This Article is From Dec 09, 2015

Photoblog: Hope, More Rain and a Mission Unaccomplished in Flooded Chennai

The sun played cruel hide and seek with Chennai on Friday morning, as dark clouds loomed after a brief dry spell and heavy rains soon lashed the city again.
 

After a brief dry spell, dark clouds roll menacingly over Chennai. Heavy rain has hit the city again.

Up on a helicopter that meant a relief mission could be not be completed and food and water that had to be dropped for those marooned in some parts of the city was brought back to the Tambaram Air Force base from where we had taken off.

Large parts of Chennai along the Adyar and Cooum rivers are still inundated, and while water levels have come down in low lying areas, there are thousands of people in hundreds of buildings still cut off with essential supplies running out.  
 

Hundreds of buildings are still marooned and thousands of people are without food and water.

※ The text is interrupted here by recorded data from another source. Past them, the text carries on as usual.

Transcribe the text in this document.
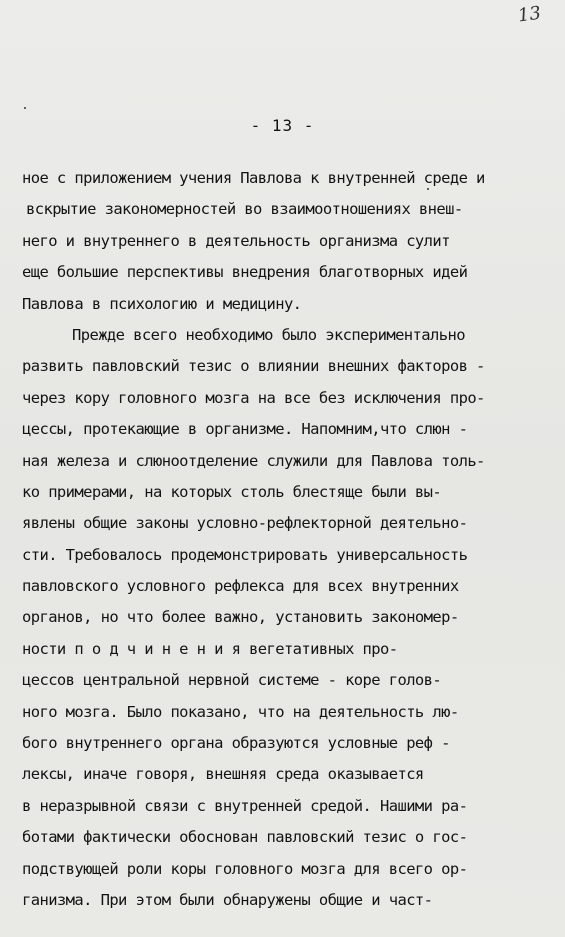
13
- 13 -
ное с приложением учения Павлова к внутренней среде и
вскрытие закономерностей во взаимоотношениях внеш-
него и внутреннего в деятельность организма сулит
еще большие перспективы внедрения благотворных идей
Павлова в психологию и медицину.
Прежде всего необходимо было экспериментально
развить павловский тезис о влиянии внешних факторов -
через кору головного мозга на все без исключения про-
цессы, протекающие в организме. Напомним,что слюн -
ная железа и слюноотделение служили для Павлова толь-
ко примерами, на которых столь блестяще были вы-
явлены общие законы условно-рефлекторной деятельно-
сти. Требовалось продемонстрировать универсальность
павловского условного рефлекса для всех внутренних
органов, но что более важно, установить закономер-
ности п о д ч и н е н и я вегетативных про-
цессов центральной нервной системе - коре голов-
ного мозга. Было показано, что на деятельность лю-
бого внутреннего органа образуются условные реф -
лексы, иначе говоря, внешняя среда оказывается
в неразрывной связи с внутренней средой. Нашими ра-
ботами фактически обоснован павловский тезис о гос-
подствующей роли коры головного мозга для всего ор-
ганизма. При этом были обнаружены общие и част-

Air Force officials said 25% of the flooding still remains and will take days to return to normal. The Air Force has been running multiple sorties every day to air-drop relief in the flooded areas of India's fourth largest city.
 

In the MI-17 helicopter, three Air Force personnel begin their third relief mission of the day. Certainly not their last trip today.

Electricity has been cut off in these flooded areas as a precaution as rescue work was hampered due to live electricity wires from broken poles falling into the water. Some deaths were reported from electrocution.
 

On the wet roads of Chennai, a spot of irony from signboards in Nungambakkam.

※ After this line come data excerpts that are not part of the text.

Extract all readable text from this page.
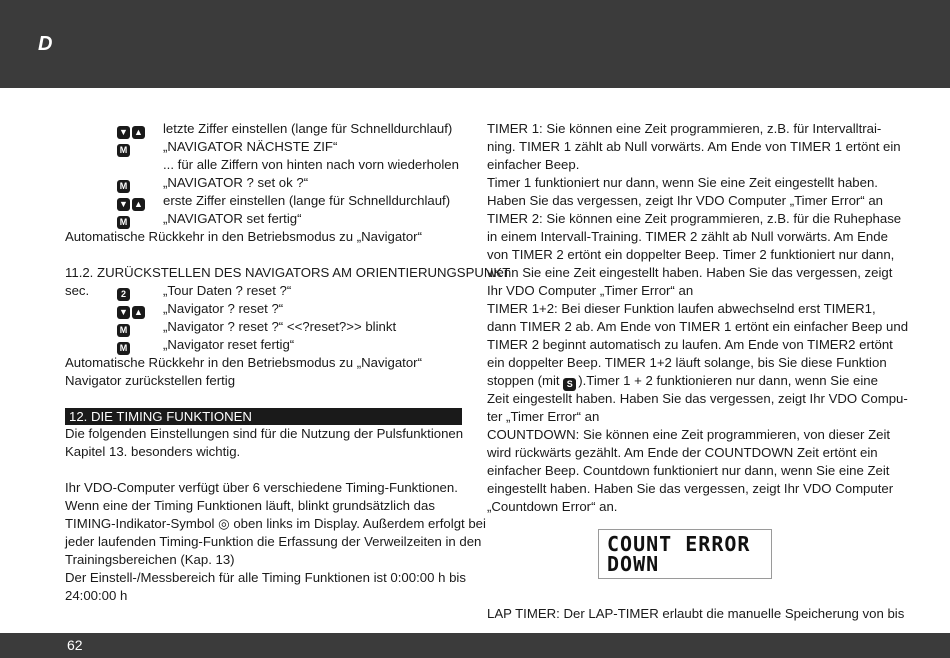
D
▼ ▲ letzte Ziffer einstellen (lange für Schnelldurchlauf)
M	„NAVIGATOR NÄCHSTE ZIF“
... für alle Ziffern von hinten nach vorn wiederholen
M	„NAVIGATOR ? set ok ?“
▼ ▲ erste Ziffer einstellen (lange für Schnelldurchlauf)
M	„NAVIGATOR set fertig“
Automatische Rückkehr in den Betriebsmodus zu „Navigator“
11.2. ZURÜCKSTELLEN DES NAVIGATORS AM ORIENTIERUNGSPUNKT
sec.	2	„Tour Daten ? reset ?“
▼ ▲ „Navigator ? reset ?“
M	„Navigator ? reset ?“ <<?reset?>> blinkt
M	„Navigator reset fertig“
Automatische Rückkehr in den Betriebsmodus zu „Navigator“
Navigator zurückstellen fertig
12. DIE TIMING FUNKTIONEN
Die folgenden Einstellungen sind für die Nutzung der Pulsfunktionen
Kapitel 13. besonders wichtig.
Ihr VDO-Computer verfügt über 6 verschiedene Timing-Funktionen.
Wenn eine der Timing Funktionen läuft, blinkt grundsätzlich das
TIMING-Indikator-Symbol ◎ oben links im Display. Außerdem erfolgt bei
jeder laufenden Timing-Funktion die Erfassung der Verweilzeiten in den
Trainingsbereichen (Kap. 13)
Der Einstell-/Messbereich für alle Timing Funktionen ist 0:00:00 h bis
24:00:00 h
TIMER 1: Sie können eine Zeit programmieren, z.B. für Intervalltrai-
ning. TIMER 1 zählt ab Null vorwärts. Am Ende von TIMER 1 ertönt ein
einfacher Beep.
Timer 1 funktioniert nur dann, wenn Sie eine Zeit eingestellt haben.
Haben Sie das vergessen, zeigt Ihr VDO Computer „Timer Error“ an
TIMER 2: Sie können eine Zeit programmieren, z.B. für die Ruhephase
in einem Intervall-Training. TIMER 2 zählt ab Null vorwärts. Am Ende
von TIMER 2 ertönt ein doppelter Beep. Timer 2 funktioniert nur dann,
wenn Sie eine Zeit eingestellt haben. Haben Sie das vergessen, zeigt
Ihr VDO Computer „Timer Error“ an
TIMER 1+2: Bei dieser Funktion laufen abwechselnd erst TIMER1,
dann TIMER 2 ab. Am Ende von TIMER 1 ertönt ein einfacher Beep und
TIMER 2 beginnt automatisch zu laufen. Am Ende von TIMER2 ertönt
ein doppelter Beep. TIMER 1+2 läuft solange, bis Sie diese Funktion
stoppen (mit S ).Timer 1 + 2 funktionieren nur dann, wenn Sie eine
Zeit eingestellt haben. Haben Sie das vergessen, zeigt Ihr VDO Compu-
ter „Timer Error“ an
COUNTDOWN: Sie können eine Zeit programmieren, von dieser Zeit
wird rückwärts gezählt. Am Ende der COUNTDOWN Zeit ertönt ein
einfacher Beep. Countdown funktioniert nur dann, wenn Sie eine Zeit
eingestellt haben. Haben Sie das vergessen, zeigt Ihr VDO Computer
„Countdown Error“ an.
COUNT ERROR
DOWN
LAP TIMER: Der LAP-TIMER erlaubt die manuelle Speicherung von bis
62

At the Tambaram Air Base, about 20 km from Chennai, food and relief material is piled up waiting to be loaded on choppers that then fly out to air-drop them. There are also thousands of bottles of packaged water with Tamil Nadu Chief Minister J Jayalalithaa's picture. It's called Amma Drinking Water and has been sent by her government.
 

Water, courtesy Amma. Thousands of such bottles of packaged water with Chief Minister J Jayalalithaa's photo have been sent by the Tamil Nadu government to be distributed to people.

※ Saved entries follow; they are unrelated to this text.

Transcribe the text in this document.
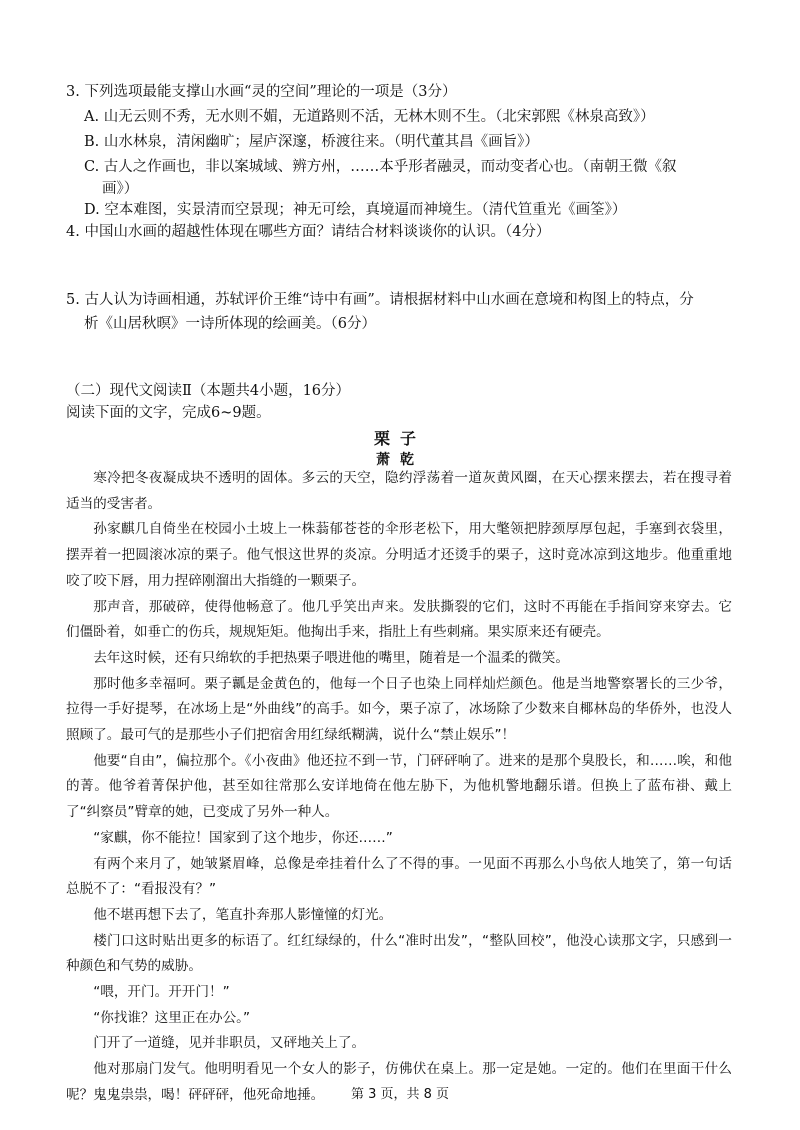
3. 下列选项最能支撑山水画“灵的空间”理论的一项是（3分）
A. 山无云则不秀，无水则不媚，无道路则不活，无林木则不生。（北宋郭熙《林泉高致》）
B. 山水林泉，清闲幽旷；屋庐深邃，桥渡往来。（明代董其昌《画旨》）
C. 古人之作画也，非以案城域、辨方州，……本乎形者融灵，而动变者心也。（南朝王微《叙
画》）
D. 空本难图，实景清而空景现；神无可绘，真境逼而神境生。（清代笪重光《画筌》）
4. 中国山水画的超越性体现在哪些方面？请结合材料谈谈你的认识。（4分）
5. 古人认为诗画相通，苏轼评价王维“诗中有画”。请根据材料中山水画在意境和构图上的特点，分
析《山居秋暝》一诗所体现的绘画美。（6分）
（二）现代文阅读Ⅱ（本题共4小题，16分）
阅读下面的文字，完成6~9题。
栗子
萧乾

寒冷把冬夜凝成块不透明的固体。多云的天空，隐约浮荡着一道灰黄风圈，在天心摆来摆去，若在搜寻着适当的受害者。

孙家麒几自倚坐在校园小土坡上一株蓊郁苍苍的伞形老松下，用大氅领把脖颈厚厚包起，手塞到衣袋里，摆弄着一把圆滚冰凉的栗子。他气恨这世界的炎凉。分明适才还烫手的栗子，这时竟冰凉到这地步。他重重地咬了咬下唇，用力捏碎刚溜出大指缝的一颗栗子。

那声音，那破碎，使得他畅意了。他几乎笑出声来。发肤撕裂的它们，这时不再能在手指间穿来穿去。它们僵卧着，如垂亡的伤兵，规规矩矩。他掏出手来，指肚上有些刺痛。果实原来还有硬壳。

去年这时候，还有只绵软的手把热栗子喂进他的嘴里，随着是一个温柔的微笑。

那时他多幸福呵。栗子瓤是金黄色的，他每一个日子也染上同样灿烂颜色。他是当地警察署长的三少爷，拉得一手好提琴，在冰场上是“外曲线”的高手。如今，栗子凉了，冰场除了少数来自椰林岛的华侨外，也没人照顾了。最可气的是那些小子们把宿舍用红绿纸糊满，说什么“禁止娱乐”！

他要“自由”，偏拉那个。《小夜曲》他还拉不到一节，门砰砰响了。进来的是那个臭股长，和……唉，和他的菁。他爷着菁保护他，甚至如往常那么安详地倚在他左胁下，为他机警地翻乐谱。但换上了蓝布褂、戴上了“纠察员”臂章的她，已变成了另外一种人。

“家麒，你不能拉！国家到了这个地步，你还……”

有两个来月了，她皱紧眉峰，总像是牵挂着什么了不得的事。一见面不再那么小鸟依人地笑了，第一句话总脱不了：“看报没有？”

他不堪再想下去了，笔直扑奔那人影憧憧的灯光。

楼门口这时贴出更多的标语了。红红绿绿的，什么“准时出发”，“整队回校”，他没心读那文字，只感到一种颜色和气势的威胁。

“喂，开门。开开门！”

“你找谁？这里正在办公。”

门开了一道缝，见并非职员，又砰地关上了。

他对那扇门发气。他明明看见一个女人的影子，仿佛伏在桌上。那一定是她。一定的。他们在里面干什么呢？鬼鬼祟祟，喝！砰砰砰，他死命地捶。	第 3 页，共 8 页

We took off from Tambaram at 1:30 pm in an MI-17 military chopper, and headed towards the south east areas of Chennai to air-drop food and water packages.

From the helicopter most areas along the Adyar and Cooum rivers were largely inundated. It was a sea with buildings like islands in it. Some building complexes and areas seemed to have been abandoned with no human movements visible. At some others, people on terraces looked on at the chopper with anticipation.

We had been in the air for about 40 minutes when it began to rain and the chopper had to return to base without being able to complete the mission.